Y A R G I T A Y K A R A R I


Davacı; malik olarak bulunduğu ... İli, ... İlçesi, ... Mevki, 6412 ada, 6 parsel, 1. Kat, 2 bağımsız bölüm nolu taşınmazı ... isimli şahsa kiraladığını, taşınmaza ilişkin demirbaş ödemelerini yapmak ve bir takım işlemler için iş yerine gittiğinde dava konusu taşınmazı ... isimli şahsın kullandığını tespit ettiğini, kiracı ile aralarındaki kira sözleşmesinin 4. Maddesi hükmüne rağmen kiracının kiralanan taşınmazı kız kardeşi olduğunu öğrendiği üçüncü bir şahsa devretmiş olması sebebiyle akde aykırı davrandığını, taşınmazı fuzuli işgal etmekte olan davalı ...’ün müdahalesinin meni ile tahliyesine karar verilmesini talep etmiştir.

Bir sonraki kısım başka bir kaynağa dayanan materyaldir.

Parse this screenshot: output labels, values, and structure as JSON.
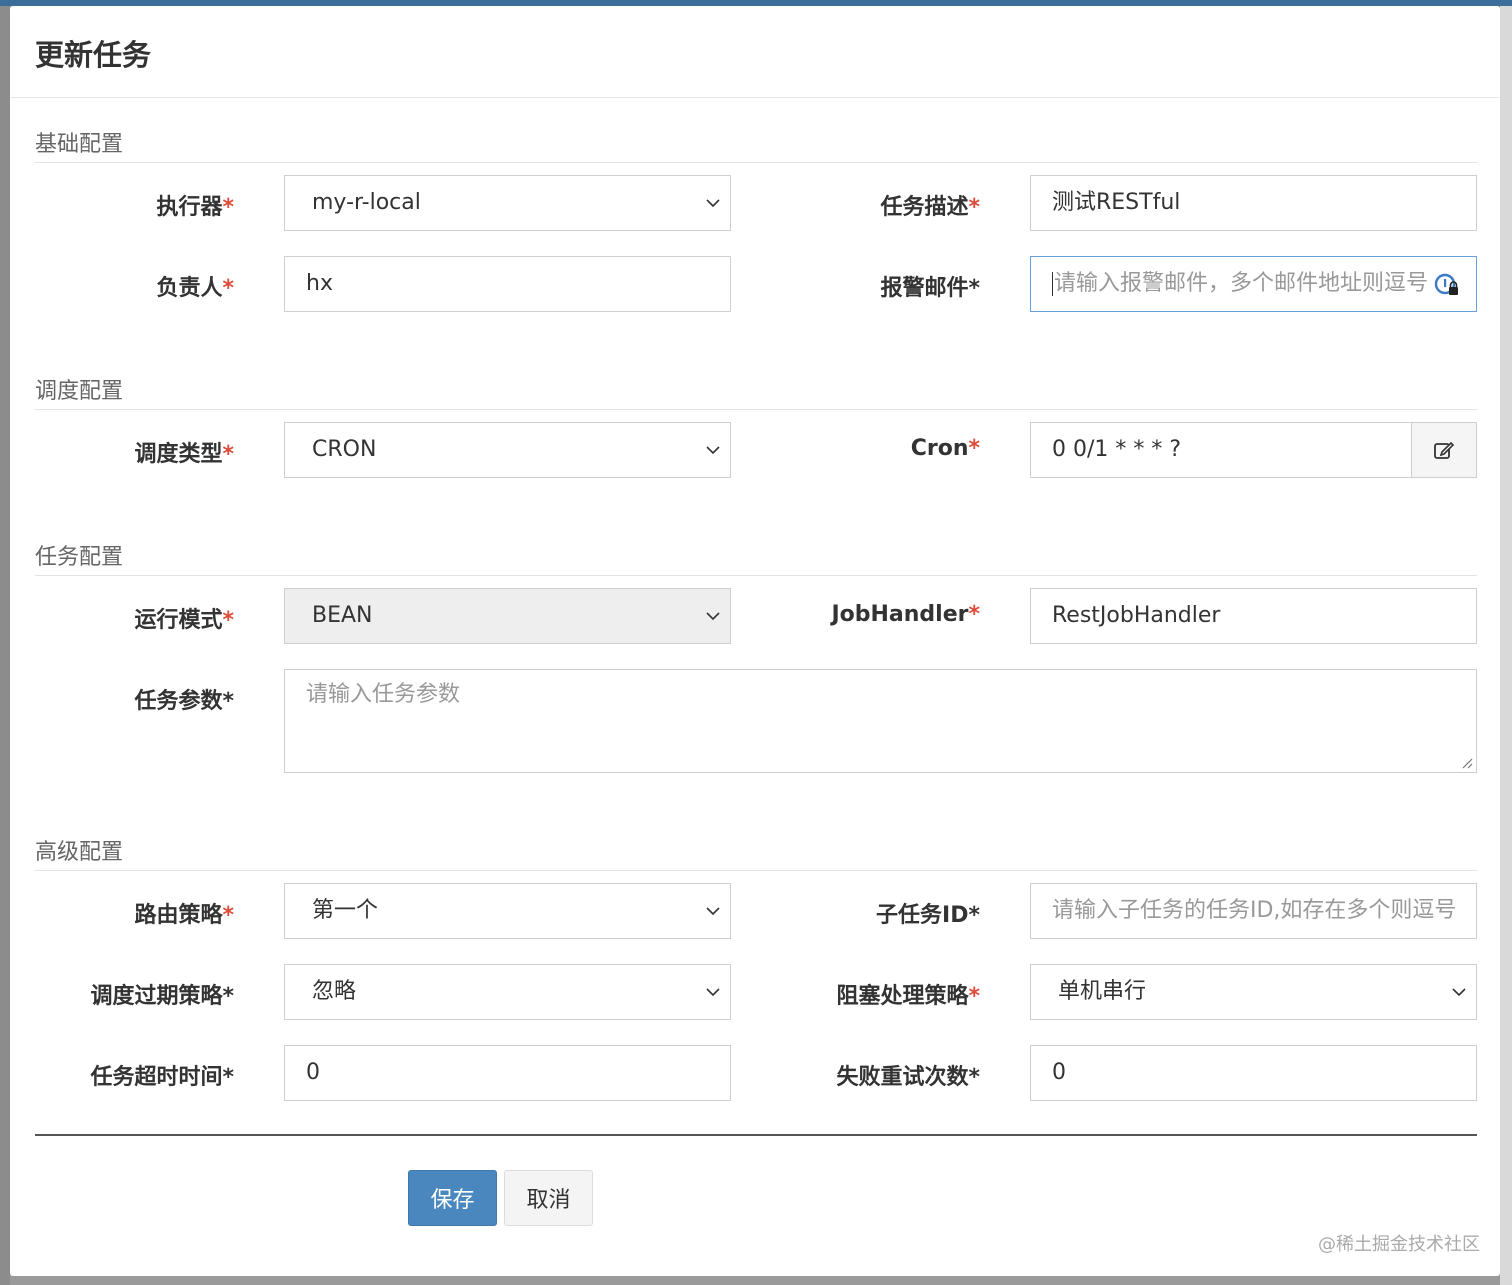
{
  "title": "更新任务",
  "sections": {
    "basic": "基础配置",
    "schedule": "调度配置",
    "task": "任务配置",
    "advanced": "高级配置"
  },
  "required_mark": "*",
  "fields": {
    "executor": {
      "label": "执行器",
      "value": "my-r-local"
    },
    "job_desc": {
      "label": "任务描述",
      "value": "测试RESTful"
    },
    "author": {
      "label": "负责人",
      "value": "hx"
    },
    "alarm_email": {
      "label": "报警邮件",
      "placeholder": "请输入报警邮件，多个邮件地址则逗号"
    },
    "schedule_type": {
      "label": "调度类型",
      "value": "CRON"
    },
    "cron": {
      "label": "Cron",
      "value": "0 0/1 * * * ?"
    },
    "glue_type": {
      "label": "运行模式",
      "value": "BEAN"
    },
    "job_handler": {
      "label": "JobHandler",
      "value": "RestJobHandler"
    },
    "job_param": {
      "label": "任务参数",
      "placeholder": "请输入任务参数"
    },
    "route_strategy": {
      "label": "路由策略",
      "value": "第一个"
    },
    "child_job_id": {
      "label": "子任务ID",
      "placeholder": "请输入子任务的任务ID,如存在多个则逗号"
    },
    "misfire_strategy": {
      "label": "调度过期策略",
      "value": "忽略"
    },
    "block_strategy": {
      "label": "阻塞处理策略",
      "value": "单机串行"
    },
    "timeout": {
      "label": "任务超时时间",
      "value": "0"
    },
    "fail_retry": {
      "label": "失败重试次数",
      "value": "0"
    }
  },
  "buttons": {
    "save": "保存",
    "cancel": "取消"
  },
  "watermark": "@稀土掘金技术社区",
  "colors": {
    "primary": "#4a87be",
    "required": "#dd4b39",
    "header_bar": "#3c6e9c"
  }
}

Davalı; kira sözleşmesine aykırılık sebebiyle açılan davanın reddinin gerektiğini, zira kiracıya akde aykırılığın giderilmesi için ihtar çekilerek süre verilmesi gerekirken doğrudan dava açılmasının mümkün olmadığını belirterek davanın reddine karar verilmesini savunmuştur.

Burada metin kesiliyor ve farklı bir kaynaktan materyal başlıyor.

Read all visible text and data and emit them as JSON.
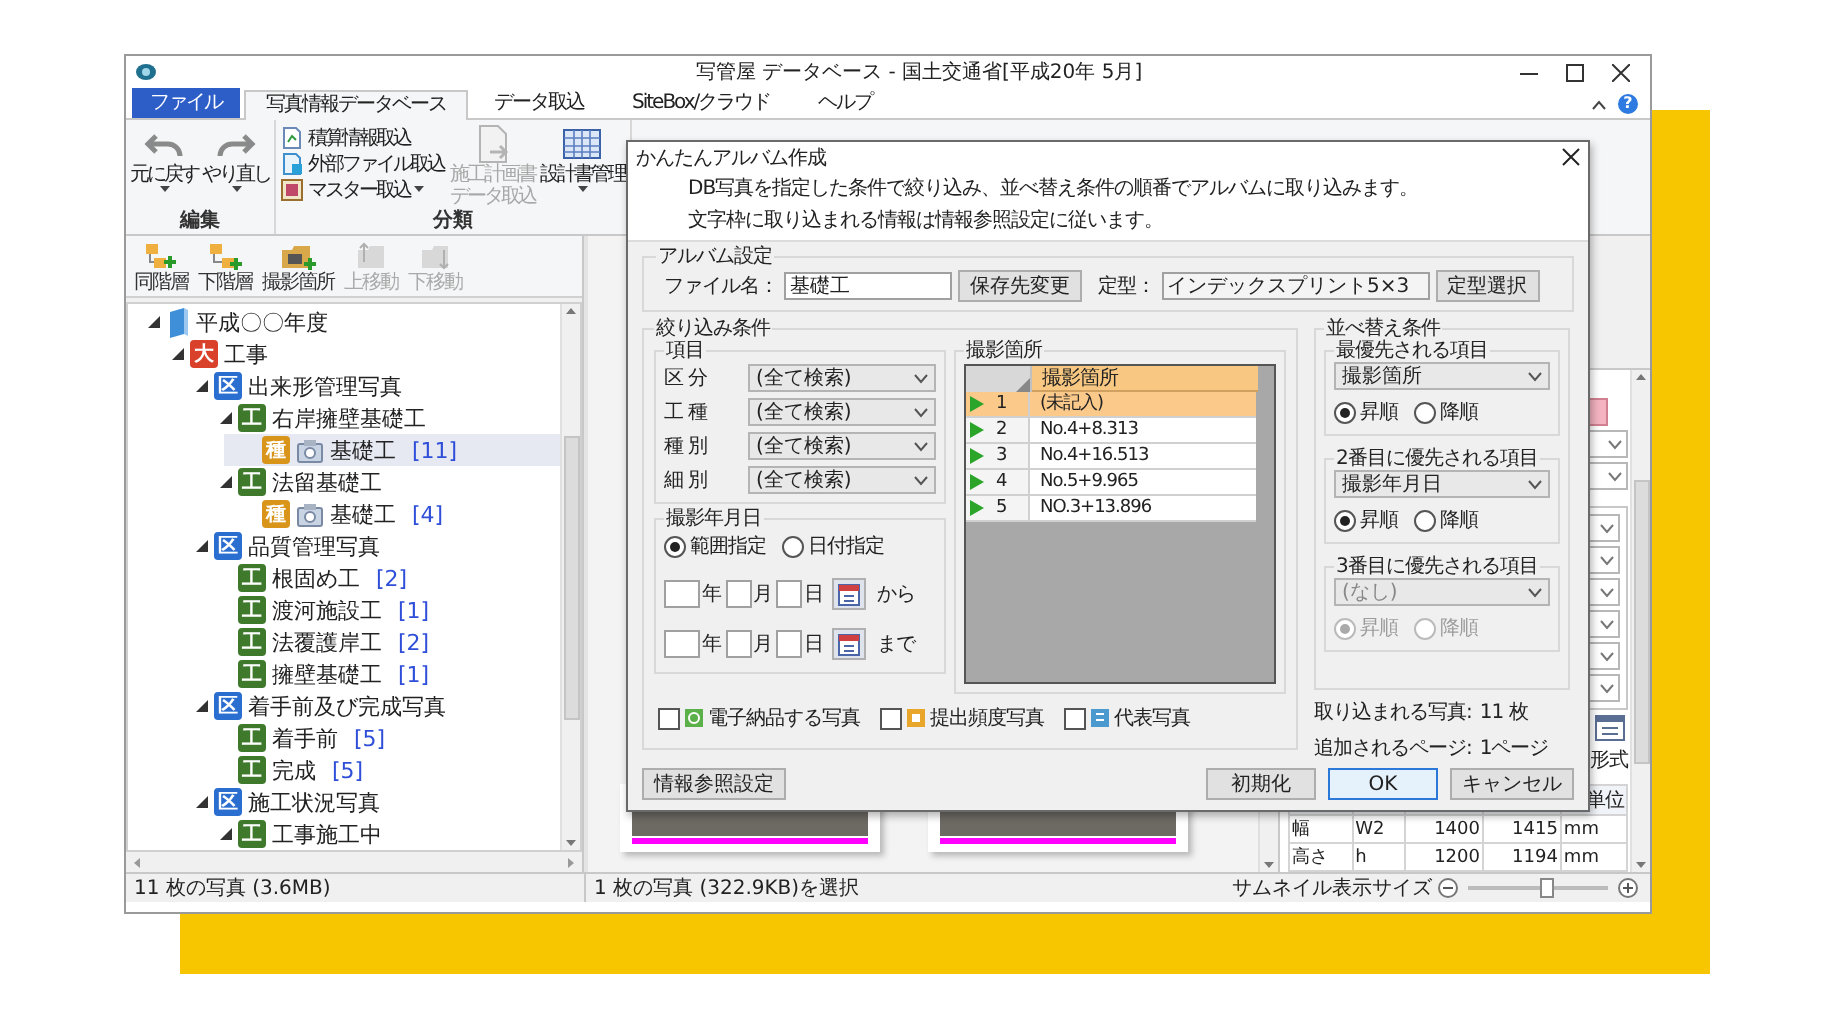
{
  "window": {
    "title": "写管屋 データベース - 国土交通省[平成20年 5月]",
    "help": "?"
  },
  "ribbon": {
    "tabs": [
      {
        "label": "ファイル",
        "kind": "file",
        "selected": false
      },
      {
        "label": "写真情報データベース",
        "kind": "tab",
        "selected": true
      },
      {
        "label": "データ取込",
        "kind": "tab",
        "selected": false
      },
      {
        "label": "SiteBox/クラウド",
        "kind": "tab",
        "selected": false
      },
      {
        "label": "ヘルプ",
        "kind": "tab",
        "selected": false
      }
    ],
    "groups": [
      {
        "label": "編集",
        "items": [
          {
            "kind": "undo",
            "label": "元に戻す",
            "dropdown": true,
            "disabled": false
          },
          {
            "kind": "redo",
            "label": "やり直し",
            "dropdown": true,
            "disabled": false
          }
        ]
      },
      {
        "label": "分類",
        "items": [
          {
            "kind": "stack",
            "entries": [
              {
                "kind": "estimate",
                "label": "積算情報取込",
                "dropdown": false
              },
              {
                "kind": "external",
                "label": "外部ファイル取込",
                "dropdown": false
              },
              {
                "kind": "master",
                "label": "マスター取込",
                "dropdown": true
              }
            ]
          },
          {
            "kind": "plan",
            "label": "施工計画書データ取込",
            "dropdown": false,
            "disabled": true
          },
          {
            "kind": "design",
            "label": "設計書管理",
            "dropdown": true,
            "disabled": false
          }
        ]
      }
    ]
  },
  "tree_toolbar": [
    {
      "kind": "sibling",
      "label": "同階層",
      "disabled": false
    },
    {
      "kind": "child",
      "label": "下階層",
      "disabled": false
    },
    {
      "kind": "location",
      "label": "撮影箇所",
      "disabled": false
    },
    {
      "kind": "up",
      "label": "上移動",
      "disabled": true
    },
    {
      "kind": "down",
      "label": "下移動",
      "disabled": true
    }
  ],
  "tree": [
    {
      "kind": "year",
      "label": "平成〇〇年度",
      "expanded": true,
      "selected": false,
      "children": [
        {
          "kind": "work",
          "badge": "大",
          "label": "工事",
          "expanded": true,
          "selected": false,
          "children": [
            {
              "kind": "section",
              "badge": "区",
              "label": "出来形管理写真",
              "expanded": true,
              "selected": false,
              "children": [
                {
                  "kind": "type",
                  "badge": "工",
                  "label": "右岸擁壁基礎工",
                  "expanded": true,
                  "selected": false,
                  "children": [
                    {
                      "kind": "detail",
                      "badge": "種",
                      "label": "基礎工",
                      "count": "[11]",
                      "selected": true
                    }
                  ]
                },
                {
                  "kind": "type",
                  "badge": "工",
                  "label": "法留基礎工",
                  "expanded": true,
                  "selected": false,
                  "children": [
                    {
                      "kind": "detail",
                      "badge": "種",
                      "label": "基礎工",
                      "count": "[4]",
                      "selected": false
                    }
                  ]
                }
              ]
            },
            {
              "kind": "section",
              "badge": "区",
              "label": "品質管理写真",
              "expanded": true,
              "selected": false,
              "children": [
                {
                  "kind": "type",
                  "badge": "工",
                  "label": "根固め工",
                  "count": "[2]",
                  "selected": false
                },
                {
                  "kind": "type",
                  "badge": "工",
                  "label": "渡河施設工",
                  "count": "[1]",
                  "selected": false
                },
                {
                  "kind": "type",
                  "badge": "工",
                  "label": "法覆護岸工",
                  "count": "[2]",
                  "selected": false
                },
                {
                  "kind": "type",
                  "badge": "工",
                  "label": "擁壁基礎工",
                  "count": "[1]",
                  "selected": false
                }
              ]
            },
            {
              "kind": "section",
              "badge": "区",
              "label": "着手前及び完成写真",
              "expanded": true,
              "selected": false,
              "children": [
                {
                  "kind": "type",
                  "badge": "工",
                  "label": "着手前",
                  "count": "[5]",
                  "selected": false
                },
                {
                  "kind": "type",
                  "badge": "工",
                  "label": "完成",
                  "count": "[5]",
                  "selected": false
                }
              ]
            },
            {
              "kind": "section",
              "badge": "区",
              "label": "施工状況写真",
              "expanded": true,
              "selected": false,
              "children": [
                {
                  "kind": "type",
                  "badge": "工",
                  "label": "工事施工中",
                  "expanded": true,
                  "selected": false
                }
              ]
            }
          ]
        }
      ]
    }
  ],
  "thumbnails": [
    {
      "marked": true
    },
    {
      "marked": true
    }
  ],
  "properties": {
    "format_label": "形式",
    "unit_header": "単位",
    "rows": [
      [
        "幅",
        "W2",
        "1400",
        "1415",
        "mm"
      ],
      [
        "高さ",
        "h",
        "1200",
        "1194",
        "mm"
      ]
    ]
  },
  "status_bar": {
    "total": "11 枚の写真 (3.6MB)",
    "selection": "1 枚の写真 (322.9KB)を選択",
    "zoom": {
      "label": "サムネイル表示サイズ",
      "level": 0.55
    }
  },
  "dialog": {
    "title": "かんたんアルバム作成",
    "description": [
      "DB写真を指定した条件で絞り込み、並べ替え条件の順番でアルバムに取り込みます。",
      "文字枠に取り込まれる情報は情報参照設定に従います。"
    ],
    "album": {
      "legend": "アルバム設定",
      "file_label": "ファイル名：",
      "file_value": "基礎工",
      "save_button": "保存先変更",
      "template_label": "定型：",
      "template_value": "インデックスプリント5×3",
      "template_button": "定型選択"
    },
    "filter": {
      "legend": "絞り込み条件",
      "items_legend": "項目",
      "items": [
        {
          "label": "区 分",
          "value": "(全て検索)"
        },
        {
          "label": "工 種",
          "value": "(全て検索)"
        },
        {
          "label": "種 別",
          "value": "(全て検索)"
        },
        {
          "label": "細 別",
          "value": "(全て検索)"
        }
      ],
      "date": {
        "legend": "撮影年月日",
        "modes": [
          {
            "label": "範囲指定",
            "selected": true
          },
          {
            "label": "日付指定",
            "selected": false
          }
        ],
        "rows": [
          {
            "units": [
              "年",
              "月",
              "日"
            ],
            "suffix": "から"
          },
          {
            "units": [
              "年",
              "月",
              "日"
            ],
            "suffix": "まで"
          }
        ]
      },
      "locations": {
        "legend": "撮影箇所",
        "column": "撮影箇所",
        "rows": [
          {
            "no": "1",
            "value": "(未記入)",
            "selected": true
          },
          {
            "no": "2",
            "value": "No.4+8.313",
            "selected": false
          },
          {
            "no": "3",
            "value": "No.4+16.513",
            "selected": false
          },
          {
            "no": "4",
            "value": "No.5+9.965",
            "selected": false
          },
          {
            "no": "5",
            "value": "NO.3+13.896",
            "selected": false
          }
        ]
      },
      "flags": [
        {
          "kind": "delivery",
          "label": "電子納品する写真",
          "checked": false
        },
        {
          "kind": "frequency",
          "label": "提出頻度写真",
          "checked": false
        },
        {
          "kind": "representative",
          "label": "代表写真",
          "checked": false
        }
      ]
    },
    "sort": {
      "legend": "並べ替え条件",
      "levels": [
        {
          "label": "最優先される項目",
          "value": "撮影箇所",
          "disabled": false,
          "orders": [
            {
              "label": "昇順",
              "selected": true
            },
            {
              "label": "降順",
              "selected": false
            }
          ]
        },
        {
          "label": "2番目に優先される項目",
          "value": "撮影年月日",
          "disabled": false,
          "orders": [
            {
              "label": "昇順",
              "selected": true
            },
            {
              "label": "降順",
              "selected": false
            }
          ]
        },
        {
          "label": "3番目に優先される項目",
          "value": "(なし)",
          "disabled": true,
          "orders": [
            {
              "label": "昇順",
              "selected": true
            },
            {
              "label": "降順",
              "selected": false
            }
          ]
        }
      ]
    },
    "summary": [
      {
        "label": "取り込まれる写真:",
        "value": "11 枚"
      },
      {
        "label": "追加されるページ:",
        "value": "1ページ"
      }
    ],
    "info_button": "情報参照設定",
    "buttons": [
      {
        "label": "初期化",
        "default": false
      },
      {
        "label": "OK",
        "default": true
      },
      {
        "label": "キャンセル",
        "default": false
      }
    ]
  }
}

Mahkemece, davanın akde aykırılık ve fuzuli işgal nedeniyle tahliye istemine ilişkin olduğu belirtilerek TBK’nun 316.maddesi gereğince usulüne uygun düzenlenmiş bir ihtar bulunmaması nedeniyle dava açma şartları oluşmadığı gerekçesiyle davanın reddine karar verilmiş, hüküm davacı vekili tarafından temyiz edilmiştir.

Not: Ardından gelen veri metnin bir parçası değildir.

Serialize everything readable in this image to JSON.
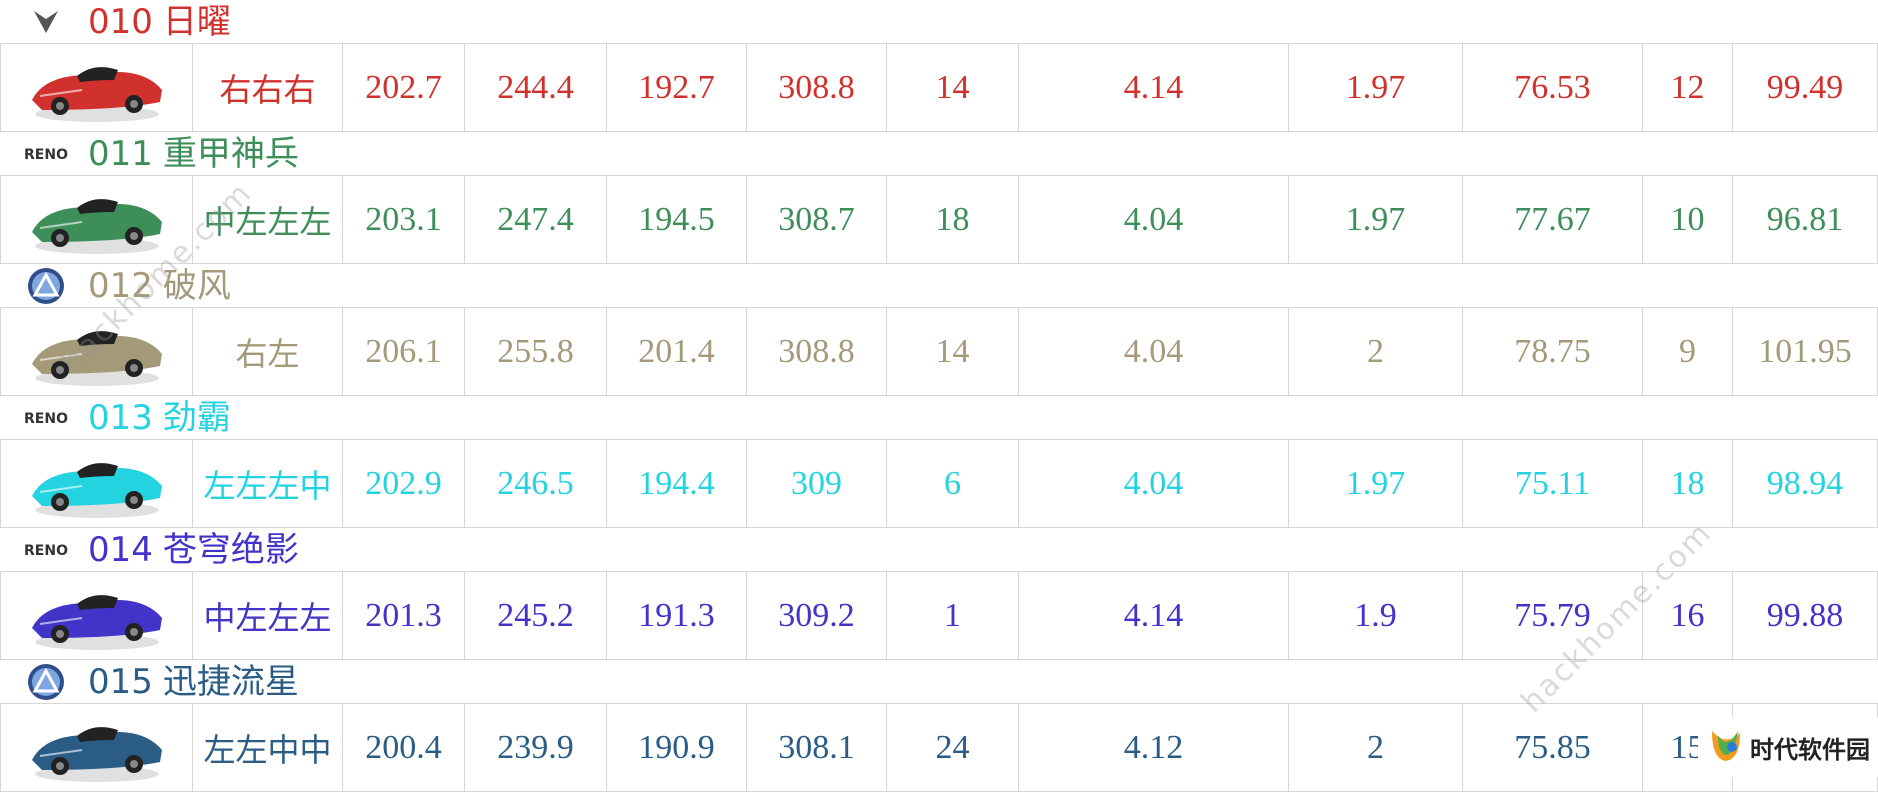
{
  "colors": {
    "red": "#d0312d",
    "green": "#3e8e5a",
    "tan": "#a49a7a",
    "cyan": "#23d3e0",
    "indigo": "#4233c9",
    "slate": "#2a5c85"
  },
  "cars": [
    {
      "badge": "chevron",
      "code": "010",
      "name": "日曜",
      "color": "#d0312d",
      "car_icon": "red-race-car-icon",
      "direction": "右右右",
      "values": [
        "202.7",
        "244.4",
        "192.7",
        "308.8",
        "14",
        "4.14",
        "1.97",
        "76.53",
        "12",
        "99.49"
      ]
    },
    {
      "badge": "reno",
      "badge_text": "RENO",
      "code": "011",
      "name": "重甲神兵",
      "color": "#3e8e5a",
      "car_icon": "green-race-car-icon",
      "direction": "中左左左",
      "values": [
        "203.1",
        "247.4",
        "194.5",
        "308.7",
        "18",
        "4.04",
        "1.97",
        "77.67",
        "10",
        "96.81"
      ]
    },
    {
      "badge": "circle",
      "code": "012",
      "name": "破风",
      "color": "#a49a7a",
      "car_icon": "yellow-race-car-icon",
      "direction": "右左",
      "values": [
        "206.1",
        "255.8",
        "201.4",
        "308.8",
        "14",
        "4.04",
        "2",
        "78.75",
        "9",
        "101.95"
      ]
    },
    {
      "badge": "reno",
      "badge_text": "RENO",
      "code": "013",
      "name": "劲霸",
      "color": "#23d3e0",
      "car_icon": "black-cyan-race-car-icon",
      "direction": "左左左中",
      "values": [
        "202.9",
        "246.5",
        "194.4",
        "309",
        "6",
        "4.04",
        "1.97",
        "75.11",
        "18",
        "98.94"
      ]
    },
    {
      "badge": "reno",
      "badge_text": "RENO",
      "code": "014",
      "name": "苍穹绝影",
      "color": "#4233c9",
      "car_icon": "blue-race-car-icon",
      "direction": "中左左左",
      "values": [
        "201.3",
        "245.2",
        "191.3",
        "309.2",
        "1",
        "4.14",
        "1.9",
        "75.79",
        "16",
        "99.88"
      ]
    },
    {
      "badge": "circle",
      "code": "015",
      "name": "迅捷流星",
      "color": "#2a5c85",
      "car_icon": "white-blue-race-car-icon",
      "direction": "左左中中",
      "values": [
        "200.4",
        "239.9",
        "190.9",
        "308.1",
        "24",
        "4.12",
        "2",
        "75.85",
        "15",
        ""
      ]
    }
  ],
  "watermark": "hackhome.com",
  "logo": {
    "text": "时代软件园",
    "icon": "leaf-logo-icon"
  }
}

Davacının dayandığı ve dava konusu taşınmaza ait kira sözleşmesi 30.03.2014 başlangıç tarihli ve bir yıl süreli olup, kiraya veren davacı ... ile kiracı dava dışı ... arasında düzenlenmiştir. Sözleşmenin hususi şartlar 4. Maddesinde kiracının kiralananı kısmen veya tamamen devir veya ciro edemeyeceği kararlaştırılmış olup bu hüküm tarafları bağlar. 6098 sayılı Türk Borçlar Kanununun 323. Maddesinde kiracının, kiraya verenin yazılı rızasını almadıkça, kira ilişkisini başkasına devredemeyeceği hükmü düzenlenmiş olup, davalı ... kiralananın, davacının muvafakati ve yazılı rızası ile kendisine devredildiği hususunu ispat edememiştir. Bu nedenle kira ilişkisinin davalıya devredildiğinden bahsedilemez. Bu durumda davalının fuzuli şagil olduğunun kabulü gerekir. Türk Borçlar Kanunu'nun 316.maddesinde belirtilen otuz gün süreli eski hale getirme ihtarnamesinin kiracılara gönderilmesi gerekmektedir. Kiralananı fuzuli işgal eden davalı için yasada ihtar şartı düzenlenmemiştir. Kiralananın, sözleşmedeki devir yasağına rağmen davalıya devredildiğinin anlaşılması karşısında Mahkemece fuzuli işgalci durumunda bulunan davalının kiralanandan tahliyesine karar verilmesi gerekirken yazılı şekilde davanın reddine karar verilmesi doğru değildir. Hüküm bu nedenle bozulmalıdır.
SONUÇ: Yukarıda açıklanan nedenlerle hükmün HUMK'nun 428. maddesi gereğince davacı yararına BOZULMASINA, peşin alınan temyiz harcının istek halinde temyiz edene iadesine, 6100 sayılı HMK'nun Geçici Madde 3 atfıyla 1086 sayılı HUMK'nun 440. maddesi gereğince karar düzeltme yolu kapalı olmak üzere, 27.09.2017 gününde oybirliğiyle karar verildi.







Bu olayda da tam duruma uyan bir içtihat bulabilir misiniz bilmiyorum ama bence davayı açıp şansınızı denemeniz iyi olur.